Research in the former Soviet Union led to the introduction of DMPS, another dithiol, as a mercury-chelating agent. The Soviets also introduced ALA, which is transformed by the body into the dithiol dihydrolipoic acid, a mercury- and arsenic-chelating agent. DMPS has experimental status in the US FDA, while ALA is a common nutritional supplement.

Since the 1970s, iron chelation therapy has been used as an alternative to regular phlebotomy to treat excess iron stores in people with haemochromatosis. It is also at the forefront of clinical autism treatment.

Other chelating agents have been discovered. They all function by making several chemical bonds with metal ions, thus rendering them much less chemically reactive. The resulting complex is water-soluble, allowing it to enter the bloodstream and be excreted harmlessly.

Calcium-disodium EDTA chelation is approved by the U.S. Food and Drug Administration (FDA) for treating lead poisoning and heavy metal toxicity.
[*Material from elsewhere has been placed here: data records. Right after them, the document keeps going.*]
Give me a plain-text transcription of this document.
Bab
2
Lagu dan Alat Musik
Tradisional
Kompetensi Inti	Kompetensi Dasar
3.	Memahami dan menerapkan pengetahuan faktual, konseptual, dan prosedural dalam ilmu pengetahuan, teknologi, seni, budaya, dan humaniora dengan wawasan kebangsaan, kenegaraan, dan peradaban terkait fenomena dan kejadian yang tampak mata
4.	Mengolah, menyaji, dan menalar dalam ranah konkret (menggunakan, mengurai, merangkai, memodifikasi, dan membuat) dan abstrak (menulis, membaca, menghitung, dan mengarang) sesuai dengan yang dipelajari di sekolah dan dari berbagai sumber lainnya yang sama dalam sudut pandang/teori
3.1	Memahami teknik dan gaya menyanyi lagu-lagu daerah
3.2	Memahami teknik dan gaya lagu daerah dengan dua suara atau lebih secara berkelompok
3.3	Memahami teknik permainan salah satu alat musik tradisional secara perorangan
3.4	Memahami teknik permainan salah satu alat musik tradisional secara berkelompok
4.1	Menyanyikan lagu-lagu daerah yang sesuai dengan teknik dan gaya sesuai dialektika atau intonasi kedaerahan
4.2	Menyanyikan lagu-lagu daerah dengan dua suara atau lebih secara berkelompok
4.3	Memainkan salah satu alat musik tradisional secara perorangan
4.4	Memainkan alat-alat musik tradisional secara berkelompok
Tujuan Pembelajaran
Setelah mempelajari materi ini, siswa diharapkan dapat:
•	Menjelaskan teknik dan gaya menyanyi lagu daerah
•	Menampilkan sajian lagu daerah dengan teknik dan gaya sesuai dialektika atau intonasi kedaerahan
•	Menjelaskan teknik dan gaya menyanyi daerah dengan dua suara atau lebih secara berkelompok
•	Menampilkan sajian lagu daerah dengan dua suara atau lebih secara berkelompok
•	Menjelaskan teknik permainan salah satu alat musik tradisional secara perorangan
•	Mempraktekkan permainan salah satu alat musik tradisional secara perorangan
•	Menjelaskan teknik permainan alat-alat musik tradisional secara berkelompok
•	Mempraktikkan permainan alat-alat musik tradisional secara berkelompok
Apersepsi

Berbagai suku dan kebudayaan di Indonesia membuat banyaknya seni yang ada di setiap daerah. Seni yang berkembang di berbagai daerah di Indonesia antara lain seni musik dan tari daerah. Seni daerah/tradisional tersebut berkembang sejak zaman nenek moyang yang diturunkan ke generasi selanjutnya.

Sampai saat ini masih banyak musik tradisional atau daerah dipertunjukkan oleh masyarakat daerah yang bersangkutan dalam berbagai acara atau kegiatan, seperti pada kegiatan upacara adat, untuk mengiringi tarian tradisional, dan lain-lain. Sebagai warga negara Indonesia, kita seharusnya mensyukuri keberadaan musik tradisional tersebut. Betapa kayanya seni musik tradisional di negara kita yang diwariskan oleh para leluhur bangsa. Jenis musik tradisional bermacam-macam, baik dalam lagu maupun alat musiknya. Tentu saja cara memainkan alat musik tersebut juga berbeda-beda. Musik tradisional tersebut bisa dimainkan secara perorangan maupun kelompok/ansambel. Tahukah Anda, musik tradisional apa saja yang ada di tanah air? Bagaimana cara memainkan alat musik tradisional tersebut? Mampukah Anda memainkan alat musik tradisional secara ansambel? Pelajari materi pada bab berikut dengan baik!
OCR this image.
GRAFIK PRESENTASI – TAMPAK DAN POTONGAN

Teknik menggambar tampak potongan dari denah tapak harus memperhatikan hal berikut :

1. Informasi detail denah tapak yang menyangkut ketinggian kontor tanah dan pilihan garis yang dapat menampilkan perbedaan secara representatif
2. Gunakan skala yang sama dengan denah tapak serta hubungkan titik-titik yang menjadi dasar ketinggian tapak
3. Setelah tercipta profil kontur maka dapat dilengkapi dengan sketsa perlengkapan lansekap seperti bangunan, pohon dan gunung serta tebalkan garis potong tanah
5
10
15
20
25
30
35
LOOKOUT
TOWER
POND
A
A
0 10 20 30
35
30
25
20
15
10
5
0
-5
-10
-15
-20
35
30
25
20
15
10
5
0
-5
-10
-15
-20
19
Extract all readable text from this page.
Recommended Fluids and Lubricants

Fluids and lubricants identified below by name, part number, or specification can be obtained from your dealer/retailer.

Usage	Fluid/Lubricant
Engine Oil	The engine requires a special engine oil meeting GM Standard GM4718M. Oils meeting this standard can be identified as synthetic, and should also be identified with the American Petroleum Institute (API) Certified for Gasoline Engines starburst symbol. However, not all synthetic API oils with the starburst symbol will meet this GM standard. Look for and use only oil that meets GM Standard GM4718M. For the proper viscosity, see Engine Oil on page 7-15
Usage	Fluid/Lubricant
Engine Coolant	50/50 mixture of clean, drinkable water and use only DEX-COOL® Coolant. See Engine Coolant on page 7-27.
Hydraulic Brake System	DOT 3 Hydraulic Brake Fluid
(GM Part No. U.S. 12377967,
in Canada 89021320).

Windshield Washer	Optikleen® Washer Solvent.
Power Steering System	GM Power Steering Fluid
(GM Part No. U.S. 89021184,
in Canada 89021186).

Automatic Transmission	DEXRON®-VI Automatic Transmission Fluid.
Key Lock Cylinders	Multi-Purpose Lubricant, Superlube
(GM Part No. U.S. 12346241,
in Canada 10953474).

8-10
In 1998, the U.S. Federal Trade Commission (FTC) pursued the American College for Advancement in Medicine (ACAM), an organization that promotes “complementary, alternative and integrative medicine” over their advertising of EDTA chelation therapy, with claims including “Chelation therapy is a safe, effective and relatively inexpensive treatment to restore blood flow in victims of atherosclerosis without surgery.” The FTC found that “scientific studies do not prove that EDTA chelation therapy is an effective treatment for atherosclerosis.”, and that the statements by the ACAM were false. In 1999, the ACAM agreed to stop misrepresenting chelation therapy as effective in treating heart disease, avoiding legal proceedings.